To build the cloud service, Big Fish has built a team of more than 100 developers.
Large, 2 gigabyte games are being virtualized on the “Big Fish Unlimited” cloud where they’ll be available to play within four seconds.
The “all you can play” service streams games to devices ranging from phones to Web-connected TVs. Big Fish plans to bring at least 1,000 of its games to the cloud service.
Games are played in the cloud – online – where progress is stored, so players can stop and resume at the same place.
Big Fish Unlimited games are played through the browser using HTML 5 technology.
Large applause followed demonstrations of games being resumed on different devices, and pinching and zooming into a cloud game streaming to an iPad.
“When we tested this with customers they couldn’t tell the difference between a native game and a streaming game,” said Big Fish’s Will O’Brien.
Other speakers took a different tack.
Matt Hulett of RealNetwork’s GameHouse group said the industry’s moving away from paid games and most growth is coming from free or “freemium” games.
“The PC download space is definitely on the decline, it’s not a space that’s going to grow,” said Hulett, whose company also offers downloadable games but is turning toward other models.
Alex Seropian, a founder of Bellevue’s Bungie who went on to start several other studios, talked about the big opportunity on smartphones, particularly for games in the sweet spot between casual and core games.
Facebook’s Sara Brooks said three genres have done particularly well on the social network over the last year. They include hidden object games; casino and bingo games and casual/arcade titles.
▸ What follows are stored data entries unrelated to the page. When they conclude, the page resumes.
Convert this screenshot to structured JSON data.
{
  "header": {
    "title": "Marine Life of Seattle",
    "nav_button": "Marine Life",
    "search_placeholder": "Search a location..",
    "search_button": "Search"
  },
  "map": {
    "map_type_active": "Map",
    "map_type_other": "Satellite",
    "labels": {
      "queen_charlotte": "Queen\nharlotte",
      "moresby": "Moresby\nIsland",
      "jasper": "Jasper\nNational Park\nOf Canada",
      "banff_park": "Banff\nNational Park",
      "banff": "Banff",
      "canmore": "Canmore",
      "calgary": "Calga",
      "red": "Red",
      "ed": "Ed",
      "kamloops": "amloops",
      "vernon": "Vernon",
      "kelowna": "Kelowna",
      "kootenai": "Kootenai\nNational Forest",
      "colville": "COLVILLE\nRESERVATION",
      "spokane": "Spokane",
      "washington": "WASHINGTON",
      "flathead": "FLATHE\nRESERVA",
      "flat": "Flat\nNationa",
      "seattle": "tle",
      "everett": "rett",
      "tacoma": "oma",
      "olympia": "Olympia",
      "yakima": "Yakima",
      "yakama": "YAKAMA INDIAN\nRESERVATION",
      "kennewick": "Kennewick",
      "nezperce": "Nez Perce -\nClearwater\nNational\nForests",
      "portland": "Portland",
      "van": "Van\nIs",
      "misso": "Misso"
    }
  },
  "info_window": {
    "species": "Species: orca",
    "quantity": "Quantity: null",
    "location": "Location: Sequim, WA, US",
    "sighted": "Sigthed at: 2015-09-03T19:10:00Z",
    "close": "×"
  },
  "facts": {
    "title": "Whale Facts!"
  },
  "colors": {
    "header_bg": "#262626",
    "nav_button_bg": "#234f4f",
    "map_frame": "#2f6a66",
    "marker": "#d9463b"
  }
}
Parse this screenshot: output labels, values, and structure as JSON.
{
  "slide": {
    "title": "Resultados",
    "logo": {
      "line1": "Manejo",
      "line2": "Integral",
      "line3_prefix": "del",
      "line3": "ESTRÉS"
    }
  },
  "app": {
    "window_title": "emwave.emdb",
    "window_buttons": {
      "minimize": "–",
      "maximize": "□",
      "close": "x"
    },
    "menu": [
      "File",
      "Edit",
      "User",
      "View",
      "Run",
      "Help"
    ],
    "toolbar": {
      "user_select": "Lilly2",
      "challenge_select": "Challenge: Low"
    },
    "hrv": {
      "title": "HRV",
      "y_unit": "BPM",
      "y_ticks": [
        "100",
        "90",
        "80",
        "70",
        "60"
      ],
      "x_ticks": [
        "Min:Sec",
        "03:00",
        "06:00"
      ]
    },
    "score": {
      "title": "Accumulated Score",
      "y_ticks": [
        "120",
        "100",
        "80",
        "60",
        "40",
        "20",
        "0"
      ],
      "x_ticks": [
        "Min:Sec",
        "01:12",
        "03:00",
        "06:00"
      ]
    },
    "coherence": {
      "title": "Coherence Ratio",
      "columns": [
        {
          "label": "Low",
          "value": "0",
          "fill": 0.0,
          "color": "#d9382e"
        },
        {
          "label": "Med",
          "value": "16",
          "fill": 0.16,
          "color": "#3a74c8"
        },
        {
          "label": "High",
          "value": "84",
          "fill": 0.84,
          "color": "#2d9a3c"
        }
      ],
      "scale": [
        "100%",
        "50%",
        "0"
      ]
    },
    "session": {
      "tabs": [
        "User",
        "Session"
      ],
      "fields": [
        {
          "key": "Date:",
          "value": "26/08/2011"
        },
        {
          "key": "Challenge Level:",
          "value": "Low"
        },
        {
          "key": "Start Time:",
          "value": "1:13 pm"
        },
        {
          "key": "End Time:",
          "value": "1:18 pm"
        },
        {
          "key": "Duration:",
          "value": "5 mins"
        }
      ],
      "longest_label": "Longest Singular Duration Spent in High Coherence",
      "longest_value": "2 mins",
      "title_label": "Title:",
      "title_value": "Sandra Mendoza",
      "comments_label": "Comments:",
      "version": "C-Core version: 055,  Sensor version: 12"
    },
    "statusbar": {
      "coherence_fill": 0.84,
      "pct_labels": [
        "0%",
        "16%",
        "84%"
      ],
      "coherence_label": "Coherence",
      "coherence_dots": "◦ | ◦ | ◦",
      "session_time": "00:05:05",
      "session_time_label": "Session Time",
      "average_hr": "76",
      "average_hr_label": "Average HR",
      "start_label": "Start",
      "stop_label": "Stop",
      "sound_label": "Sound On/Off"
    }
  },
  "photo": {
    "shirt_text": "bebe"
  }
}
In the latter category, there are 75 million Facebook users playing “bubble shooters.”
Brooks said the next big opportunities (or at least where Facebook would like to see more games …) are in core action games, sports games and casual turn-based games such as DrawSomething and SongPop.
Facebook also sees big opportunity for game developers to extend their titles to new geographies, localizing them for markets such as Turkey and Brazil.
This is the seventh Casual Connect held in Seattle by the Casual Games Association. It runs through Thursday with more than 160 speakers covering the casual games business from Apple to Zynga.